PR - “Crónicas De Um Pássaro Antes De Partir” foi recentemente apresentado no Teatro de Vila Real. Como é que o público recebeu as canções deste disco?
L Pertués - Inicialmente tive algum receio. Teriamos pouco tempo de ensaio todos juntos e para que o disco soasse como banda, era necessário trabalhar um pouco mais. Mas no final o resultado foi muito satisfatório, a malta empenhou-se e assumiu o projecto. As reacções foram muito boas, as pessoas procuravam-me para me dar os parabéns pelo trabalho e isso deixou-me muito contente. Isso também se deveu à banda que me acompanhou no concerto, todos eles foram incríveis.

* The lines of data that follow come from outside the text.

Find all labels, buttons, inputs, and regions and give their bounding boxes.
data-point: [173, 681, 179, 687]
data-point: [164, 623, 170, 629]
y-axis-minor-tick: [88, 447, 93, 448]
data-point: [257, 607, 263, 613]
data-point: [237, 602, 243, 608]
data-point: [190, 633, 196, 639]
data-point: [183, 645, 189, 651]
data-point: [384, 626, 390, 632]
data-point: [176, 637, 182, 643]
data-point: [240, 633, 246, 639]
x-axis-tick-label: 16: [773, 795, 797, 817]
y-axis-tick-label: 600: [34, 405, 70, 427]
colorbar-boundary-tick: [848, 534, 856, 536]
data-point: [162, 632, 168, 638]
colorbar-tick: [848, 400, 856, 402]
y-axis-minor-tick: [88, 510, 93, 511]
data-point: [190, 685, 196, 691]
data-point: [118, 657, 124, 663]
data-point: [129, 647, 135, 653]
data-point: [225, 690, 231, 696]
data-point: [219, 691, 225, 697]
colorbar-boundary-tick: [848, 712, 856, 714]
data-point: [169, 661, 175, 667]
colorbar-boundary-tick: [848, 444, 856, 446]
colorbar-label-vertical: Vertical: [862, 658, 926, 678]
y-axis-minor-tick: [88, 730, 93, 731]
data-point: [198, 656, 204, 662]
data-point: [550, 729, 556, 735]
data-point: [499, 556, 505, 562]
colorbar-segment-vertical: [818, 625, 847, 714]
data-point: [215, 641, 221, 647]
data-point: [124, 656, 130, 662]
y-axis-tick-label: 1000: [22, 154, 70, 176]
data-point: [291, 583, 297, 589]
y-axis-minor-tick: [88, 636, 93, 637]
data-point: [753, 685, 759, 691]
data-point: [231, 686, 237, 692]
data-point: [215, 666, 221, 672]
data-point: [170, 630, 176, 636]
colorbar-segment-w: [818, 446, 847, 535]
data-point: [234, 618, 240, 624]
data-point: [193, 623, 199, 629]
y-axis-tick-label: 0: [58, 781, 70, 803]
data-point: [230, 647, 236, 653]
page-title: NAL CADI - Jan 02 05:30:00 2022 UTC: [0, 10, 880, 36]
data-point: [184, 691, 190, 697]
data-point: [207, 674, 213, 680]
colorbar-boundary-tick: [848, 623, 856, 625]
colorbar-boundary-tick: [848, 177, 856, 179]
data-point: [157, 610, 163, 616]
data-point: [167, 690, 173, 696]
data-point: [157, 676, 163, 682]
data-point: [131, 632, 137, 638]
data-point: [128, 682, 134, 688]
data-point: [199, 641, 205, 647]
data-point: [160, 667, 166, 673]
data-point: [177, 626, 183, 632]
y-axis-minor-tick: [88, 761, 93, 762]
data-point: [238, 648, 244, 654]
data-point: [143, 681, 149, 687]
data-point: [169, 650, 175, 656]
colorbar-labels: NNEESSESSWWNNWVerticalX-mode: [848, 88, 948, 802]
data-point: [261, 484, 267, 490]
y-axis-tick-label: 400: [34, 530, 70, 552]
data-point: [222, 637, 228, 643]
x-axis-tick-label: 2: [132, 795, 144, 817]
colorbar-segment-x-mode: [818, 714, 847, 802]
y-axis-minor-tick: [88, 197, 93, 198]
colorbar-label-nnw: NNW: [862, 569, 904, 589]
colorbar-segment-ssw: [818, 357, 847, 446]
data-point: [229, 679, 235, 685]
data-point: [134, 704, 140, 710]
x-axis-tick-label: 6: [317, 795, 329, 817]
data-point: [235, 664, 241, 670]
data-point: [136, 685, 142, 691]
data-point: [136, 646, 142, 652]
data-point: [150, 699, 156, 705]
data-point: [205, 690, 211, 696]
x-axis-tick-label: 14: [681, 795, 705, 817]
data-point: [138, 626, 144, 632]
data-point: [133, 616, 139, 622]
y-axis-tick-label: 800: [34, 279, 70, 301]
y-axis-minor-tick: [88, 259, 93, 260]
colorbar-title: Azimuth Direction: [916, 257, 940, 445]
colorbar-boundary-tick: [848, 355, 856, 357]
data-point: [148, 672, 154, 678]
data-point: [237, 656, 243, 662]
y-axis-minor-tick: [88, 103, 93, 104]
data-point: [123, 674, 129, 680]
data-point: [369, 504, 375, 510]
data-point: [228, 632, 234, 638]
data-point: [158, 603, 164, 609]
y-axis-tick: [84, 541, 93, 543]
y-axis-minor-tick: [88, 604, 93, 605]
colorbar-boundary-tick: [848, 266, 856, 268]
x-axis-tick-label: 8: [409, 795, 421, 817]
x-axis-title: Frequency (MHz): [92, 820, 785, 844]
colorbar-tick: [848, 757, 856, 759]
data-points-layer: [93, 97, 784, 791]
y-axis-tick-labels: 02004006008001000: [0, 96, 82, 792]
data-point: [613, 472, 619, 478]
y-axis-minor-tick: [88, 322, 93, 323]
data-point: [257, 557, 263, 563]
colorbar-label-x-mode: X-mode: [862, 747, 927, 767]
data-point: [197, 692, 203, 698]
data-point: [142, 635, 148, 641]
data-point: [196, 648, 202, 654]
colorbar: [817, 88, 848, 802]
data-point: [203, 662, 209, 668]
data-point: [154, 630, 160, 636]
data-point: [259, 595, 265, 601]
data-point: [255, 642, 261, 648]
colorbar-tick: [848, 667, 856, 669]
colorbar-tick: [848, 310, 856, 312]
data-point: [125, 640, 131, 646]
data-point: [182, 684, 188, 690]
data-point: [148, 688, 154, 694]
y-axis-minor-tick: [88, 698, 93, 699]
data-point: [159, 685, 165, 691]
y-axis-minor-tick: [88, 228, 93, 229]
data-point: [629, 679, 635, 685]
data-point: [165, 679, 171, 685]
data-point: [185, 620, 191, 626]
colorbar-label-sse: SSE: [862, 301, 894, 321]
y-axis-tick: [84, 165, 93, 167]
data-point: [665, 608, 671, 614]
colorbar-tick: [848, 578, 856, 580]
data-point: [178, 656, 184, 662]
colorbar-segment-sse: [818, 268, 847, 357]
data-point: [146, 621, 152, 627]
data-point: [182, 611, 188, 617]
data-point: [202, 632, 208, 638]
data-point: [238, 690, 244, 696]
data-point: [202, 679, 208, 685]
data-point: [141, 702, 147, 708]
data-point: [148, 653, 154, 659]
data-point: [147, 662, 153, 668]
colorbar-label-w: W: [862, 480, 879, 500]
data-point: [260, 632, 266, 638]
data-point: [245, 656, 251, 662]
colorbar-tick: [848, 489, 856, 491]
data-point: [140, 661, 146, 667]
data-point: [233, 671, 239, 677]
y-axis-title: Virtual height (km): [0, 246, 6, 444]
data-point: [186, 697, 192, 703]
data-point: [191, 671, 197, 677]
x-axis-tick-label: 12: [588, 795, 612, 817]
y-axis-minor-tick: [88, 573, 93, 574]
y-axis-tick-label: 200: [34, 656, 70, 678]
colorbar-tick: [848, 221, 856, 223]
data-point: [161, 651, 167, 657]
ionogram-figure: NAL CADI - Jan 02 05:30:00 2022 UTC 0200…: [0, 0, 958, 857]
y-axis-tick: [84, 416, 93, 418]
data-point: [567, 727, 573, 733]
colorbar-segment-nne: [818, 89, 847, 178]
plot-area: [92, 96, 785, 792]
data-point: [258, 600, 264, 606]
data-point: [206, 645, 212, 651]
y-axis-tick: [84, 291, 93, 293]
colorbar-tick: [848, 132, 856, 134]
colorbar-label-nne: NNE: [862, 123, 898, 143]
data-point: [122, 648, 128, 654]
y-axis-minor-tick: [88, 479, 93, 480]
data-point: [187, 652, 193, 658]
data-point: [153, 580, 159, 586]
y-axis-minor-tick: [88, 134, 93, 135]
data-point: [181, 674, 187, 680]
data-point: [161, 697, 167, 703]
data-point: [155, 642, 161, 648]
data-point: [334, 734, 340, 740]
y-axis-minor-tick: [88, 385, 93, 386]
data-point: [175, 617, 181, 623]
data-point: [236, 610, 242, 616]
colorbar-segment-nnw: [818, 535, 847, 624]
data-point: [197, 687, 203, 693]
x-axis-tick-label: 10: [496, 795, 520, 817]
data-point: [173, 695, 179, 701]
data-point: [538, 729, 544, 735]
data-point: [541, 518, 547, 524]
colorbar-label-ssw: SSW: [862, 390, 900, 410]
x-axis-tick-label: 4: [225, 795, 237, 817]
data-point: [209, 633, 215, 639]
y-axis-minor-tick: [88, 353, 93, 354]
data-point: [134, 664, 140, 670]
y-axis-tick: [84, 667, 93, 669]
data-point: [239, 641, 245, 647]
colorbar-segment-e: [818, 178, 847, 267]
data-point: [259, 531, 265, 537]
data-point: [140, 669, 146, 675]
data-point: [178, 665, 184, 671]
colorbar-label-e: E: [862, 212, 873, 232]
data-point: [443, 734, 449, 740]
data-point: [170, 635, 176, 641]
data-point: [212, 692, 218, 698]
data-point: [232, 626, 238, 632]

Devo salientar que todos os músicos que fizeram parte do concerto de apresentação, para além de terem participado de alguma forma no disco, são meus amigos há vários anos. E essa foi das partes mais felizes de subir ao palco para apresentar o “Crónicas”: amizade, intimidade, compromisso e prazer.
PR - Para terminar, numa frase como caracterizaria este disco?
L Pertués - “ Crónicas De Um Pássaro Antes De Partir “ é uma espécie de diário em forma de disco.